I never expected to have any kind of film career, to be honest. It was all a bit of a surprise. But I was in a big hit play on Broadway. America, as many people will say, says yes more often than we do. And so I was suddenly surrounded by people saying yes. But I was aware that was 'cause of what I was in. It had a big impact.

There's, like, marks next to an actor's name or something, and boy does that go up and down! Somewhere in there, which always causes my mate Miss Ruby Wax great hilarity, I was offered a biopic of Frank Sinatra. Even I knew that was a bad idea! They'll throw anything at you at certain times. So, you know, to thine own self be true.

Certainly as actors, and maybe as directors, you've got to hang on to something childlike. You've got to know what play is. I haven't worked with Mike Leigh, but I know him very well and there's something open in his eyes about what's in front of him. And the same is true of Alfonso in a Mexican, mad way. There's an enthusiastic response to something. Neil Jordan, the same, when he gets excited . You just want to know there's a human being in there.

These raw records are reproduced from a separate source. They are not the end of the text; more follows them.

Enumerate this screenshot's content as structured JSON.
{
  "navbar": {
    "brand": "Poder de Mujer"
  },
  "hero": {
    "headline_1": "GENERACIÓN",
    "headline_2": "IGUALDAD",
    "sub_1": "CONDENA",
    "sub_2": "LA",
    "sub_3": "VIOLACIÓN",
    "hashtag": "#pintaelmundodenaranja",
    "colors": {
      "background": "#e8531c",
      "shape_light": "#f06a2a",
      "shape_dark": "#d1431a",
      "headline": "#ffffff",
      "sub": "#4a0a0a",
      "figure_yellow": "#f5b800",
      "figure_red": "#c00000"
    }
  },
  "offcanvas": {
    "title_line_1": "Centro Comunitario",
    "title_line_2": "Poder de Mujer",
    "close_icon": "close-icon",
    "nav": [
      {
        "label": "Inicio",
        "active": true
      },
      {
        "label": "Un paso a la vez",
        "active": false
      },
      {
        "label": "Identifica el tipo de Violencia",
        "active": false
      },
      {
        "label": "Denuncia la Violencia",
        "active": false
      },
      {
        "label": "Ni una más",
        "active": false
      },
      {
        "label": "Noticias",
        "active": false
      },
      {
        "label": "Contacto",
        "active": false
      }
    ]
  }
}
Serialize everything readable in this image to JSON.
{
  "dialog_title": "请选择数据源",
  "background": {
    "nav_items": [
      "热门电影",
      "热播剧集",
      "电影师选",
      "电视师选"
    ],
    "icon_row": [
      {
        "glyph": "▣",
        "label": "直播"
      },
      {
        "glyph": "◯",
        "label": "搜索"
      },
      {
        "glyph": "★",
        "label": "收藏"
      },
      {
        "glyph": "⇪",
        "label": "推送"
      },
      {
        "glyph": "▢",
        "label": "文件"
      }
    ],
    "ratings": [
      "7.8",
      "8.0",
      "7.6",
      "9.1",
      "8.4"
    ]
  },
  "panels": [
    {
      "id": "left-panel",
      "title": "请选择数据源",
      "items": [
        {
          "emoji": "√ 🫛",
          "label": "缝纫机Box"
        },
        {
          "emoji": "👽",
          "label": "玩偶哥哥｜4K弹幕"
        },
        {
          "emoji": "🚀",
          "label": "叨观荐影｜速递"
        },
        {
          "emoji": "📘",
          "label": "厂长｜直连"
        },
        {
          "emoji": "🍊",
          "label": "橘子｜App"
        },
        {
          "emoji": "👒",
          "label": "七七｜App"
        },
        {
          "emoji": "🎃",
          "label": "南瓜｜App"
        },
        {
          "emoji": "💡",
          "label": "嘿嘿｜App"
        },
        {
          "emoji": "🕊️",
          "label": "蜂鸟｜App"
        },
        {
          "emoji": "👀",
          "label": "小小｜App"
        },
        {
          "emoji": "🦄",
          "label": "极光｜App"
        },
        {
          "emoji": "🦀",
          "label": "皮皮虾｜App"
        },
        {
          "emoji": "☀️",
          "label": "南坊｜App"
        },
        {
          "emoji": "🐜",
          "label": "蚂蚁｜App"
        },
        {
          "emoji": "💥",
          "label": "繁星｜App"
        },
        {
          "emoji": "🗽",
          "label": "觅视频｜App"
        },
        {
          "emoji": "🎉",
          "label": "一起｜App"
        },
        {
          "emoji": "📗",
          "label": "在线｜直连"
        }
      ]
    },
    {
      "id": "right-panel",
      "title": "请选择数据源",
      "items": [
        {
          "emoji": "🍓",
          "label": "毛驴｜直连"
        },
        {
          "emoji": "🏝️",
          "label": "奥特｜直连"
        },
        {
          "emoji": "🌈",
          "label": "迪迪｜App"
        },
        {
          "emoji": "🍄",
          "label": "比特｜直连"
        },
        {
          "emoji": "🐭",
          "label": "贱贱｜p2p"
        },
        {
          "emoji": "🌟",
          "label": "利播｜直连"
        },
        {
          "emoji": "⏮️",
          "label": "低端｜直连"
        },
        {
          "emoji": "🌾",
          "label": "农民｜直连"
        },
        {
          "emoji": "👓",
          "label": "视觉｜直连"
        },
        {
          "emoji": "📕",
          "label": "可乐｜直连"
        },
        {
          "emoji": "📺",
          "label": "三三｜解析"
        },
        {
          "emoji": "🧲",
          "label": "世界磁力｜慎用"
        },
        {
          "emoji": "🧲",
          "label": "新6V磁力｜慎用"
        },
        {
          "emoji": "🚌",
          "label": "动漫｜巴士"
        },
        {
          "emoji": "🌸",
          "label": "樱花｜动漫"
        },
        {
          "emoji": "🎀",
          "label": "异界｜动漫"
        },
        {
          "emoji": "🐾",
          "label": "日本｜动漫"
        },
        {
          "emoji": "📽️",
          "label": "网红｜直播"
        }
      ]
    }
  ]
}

Do you know that moment when you paint a landscape as a child and, when you're maybe under seven or something, the sky is just a blue stripe across the top of the paper? And then there's that somewhat disappointing moment when the teacher tells you that the sky actually comes down in amongst all the branches. And it's like life changes at that moment and becomes much more complicated and a little bit more boring, as it's rather tedious to fill in the branches.

Snow Cake is a lovely film. Really proud of that. We shot it in 21 days. I thought Sigourney was amazing in it. And very, very accurate. I think there was some element that thought she had pushed it too far. But not at all when you do the amount of homework she had done and spent the amount of time she did with adult autistics. She was right on the money. And I think Marc Evans is a terrific director. He's a sweet, open, honest man and a really good director of actors.